Awesome

DAMEX: Dataset-aware Mixture-of-Experts for visual understanding of mixture-of-datasets

Paper | Data

PyTorch implementation of DAMEX, a dataset-aware Mixture-of-Experts architecture that learns dataset-specific experts inside a single architecture

DAMEX: Dataset-aware Mixture-of-Experts for visual understanding of mixture-of-datasets
Yash Jain1, Harkirat Behl2. Zsolt Kira1, Vibhav Vineet2, 1Georgia Institute of Technlogy, 2Microsoft Research

DAMEX Architecture

Quickstart :rocket:

Follow the instructions below to train DAMEX on the UODB datasets. The codebase assumes one expert per gpu but this can be tweaked in tutel library and models/dino/moe.py.

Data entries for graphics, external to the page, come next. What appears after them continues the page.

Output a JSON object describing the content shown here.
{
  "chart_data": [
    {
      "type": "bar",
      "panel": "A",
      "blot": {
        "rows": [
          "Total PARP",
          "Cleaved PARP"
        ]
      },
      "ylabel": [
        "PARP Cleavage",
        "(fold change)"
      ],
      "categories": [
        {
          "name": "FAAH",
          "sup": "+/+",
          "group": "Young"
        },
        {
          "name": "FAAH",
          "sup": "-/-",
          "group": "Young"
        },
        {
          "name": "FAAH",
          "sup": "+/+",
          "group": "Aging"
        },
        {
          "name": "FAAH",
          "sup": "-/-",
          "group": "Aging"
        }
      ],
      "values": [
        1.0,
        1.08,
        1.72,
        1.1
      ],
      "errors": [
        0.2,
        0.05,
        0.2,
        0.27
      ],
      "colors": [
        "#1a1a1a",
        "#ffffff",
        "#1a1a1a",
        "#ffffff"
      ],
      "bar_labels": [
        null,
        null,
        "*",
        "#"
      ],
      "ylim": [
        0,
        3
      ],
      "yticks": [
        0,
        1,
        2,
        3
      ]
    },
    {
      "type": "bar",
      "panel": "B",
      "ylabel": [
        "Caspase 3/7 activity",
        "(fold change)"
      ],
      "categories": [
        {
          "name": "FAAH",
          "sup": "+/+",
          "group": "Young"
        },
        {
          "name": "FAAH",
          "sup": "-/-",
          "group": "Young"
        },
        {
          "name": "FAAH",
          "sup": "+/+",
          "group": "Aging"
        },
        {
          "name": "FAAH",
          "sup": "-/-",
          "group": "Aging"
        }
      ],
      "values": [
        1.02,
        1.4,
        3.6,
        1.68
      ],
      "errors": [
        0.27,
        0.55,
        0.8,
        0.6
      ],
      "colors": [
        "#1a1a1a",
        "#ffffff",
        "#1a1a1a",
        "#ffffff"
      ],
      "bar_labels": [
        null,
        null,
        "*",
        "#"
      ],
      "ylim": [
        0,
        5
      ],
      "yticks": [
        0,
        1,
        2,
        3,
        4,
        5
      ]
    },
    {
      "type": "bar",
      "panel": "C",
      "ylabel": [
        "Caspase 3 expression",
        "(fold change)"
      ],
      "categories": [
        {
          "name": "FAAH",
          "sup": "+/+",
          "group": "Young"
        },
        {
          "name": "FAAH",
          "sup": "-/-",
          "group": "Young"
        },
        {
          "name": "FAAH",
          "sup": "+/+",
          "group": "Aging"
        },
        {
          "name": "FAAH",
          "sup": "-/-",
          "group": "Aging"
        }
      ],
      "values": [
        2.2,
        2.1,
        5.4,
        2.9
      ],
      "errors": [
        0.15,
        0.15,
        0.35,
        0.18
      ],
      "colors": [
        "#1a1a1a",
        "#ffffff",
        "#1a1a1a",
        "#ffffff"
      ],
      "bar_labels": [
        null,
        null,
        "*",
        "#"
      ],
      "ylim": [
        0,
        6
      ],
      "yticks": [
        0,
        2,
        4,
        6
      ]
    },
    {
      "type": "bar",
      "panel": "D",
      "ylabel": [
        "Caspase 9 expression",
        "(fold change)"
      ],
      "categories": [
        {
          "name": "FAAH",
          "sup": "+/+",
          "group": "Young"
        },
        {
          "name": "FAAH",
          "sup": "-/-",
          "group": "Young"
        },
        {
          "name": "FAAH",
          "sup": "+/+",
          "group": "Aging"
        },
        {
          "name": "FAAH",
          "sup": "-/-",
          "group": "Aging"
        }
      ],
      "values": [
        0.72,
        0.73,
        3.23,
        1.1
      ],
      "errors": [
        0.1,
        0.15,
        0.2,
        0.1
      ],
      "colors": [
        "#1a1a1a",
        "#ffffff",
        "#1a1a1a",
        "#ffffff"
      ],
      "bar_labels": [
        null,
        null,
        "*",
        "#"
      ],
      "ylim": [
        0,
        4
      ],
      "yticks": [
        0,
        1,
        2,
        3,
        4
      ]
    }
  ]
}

Set up a conda environment:

conda env create -n damex
conda activate damex
pip install -r requirements.txt


# download local copy of tutel
python3 -m pip install --user --upgrade git+https://github.com/microsoft/tutel@v0.2.1

# setup dino
cd models/dino/ops
python setup.py build install --user
cd ../../..
pip uninstall protobuf -y
pip install protobuf==3.20.3

Set up data

All the datasets need to be in COCO format. Download the dataset from the UODB website Universal Object-detection Benchmark and place the annotation json downloaded from drive link inside the Annotations folder for non-COCO datasets. The directory structure should be like

  uodb/
    clipart/
      Annotations/
      JPEGImages/
      ...
    comic/
      Annotations/
      JPEGImages/
      ...
    coco/
      ...
    ...

Training on UODB set:

python -m torch.distributed.launch --nproc_per_node=8 main.py \
      --config_file config/DINO/uodb/DAMEX_4scale.py \
      --damex \
      --options batch_size=1 save_checkpoint_interval=4 epochs=36 lr=0.00014 \
      --output_dir ./output/uodb/expt \
      --coco_path $$DATA_DIR/uodb/ \
      --datasets clipart coco deeplesion dota kitchen lisa watercolor widerface kitti voc07 voc12 comic  \ # name of datasets

# Optionally, you can use wandb to monitor experiments, need WANDB_API_KEY in main.py
# --use_wandb --run_group expt

The dataset mapping of DAMEX is currently hard-coded in datasets/dataset.py file as dataset_map. The comments and examples will help you understand the mapping. If you find a more amicable solution to it then please feel free to raise a PR.

BibTeX

@article{jain2024damex,
  title={DAMEX: Dataset-aware Mixture-of-Experts for visual understanding of mixture-of-datasets},
  author={Jain, Yash and Behl, Harkirat and Kira, Zsolt and Vineet, Vibhav},
  journal={Advances in Neural Information Processing Systems},
  volume={36},
  year={2024}
}

Comments

Thank you for working with DAMEX. :smile: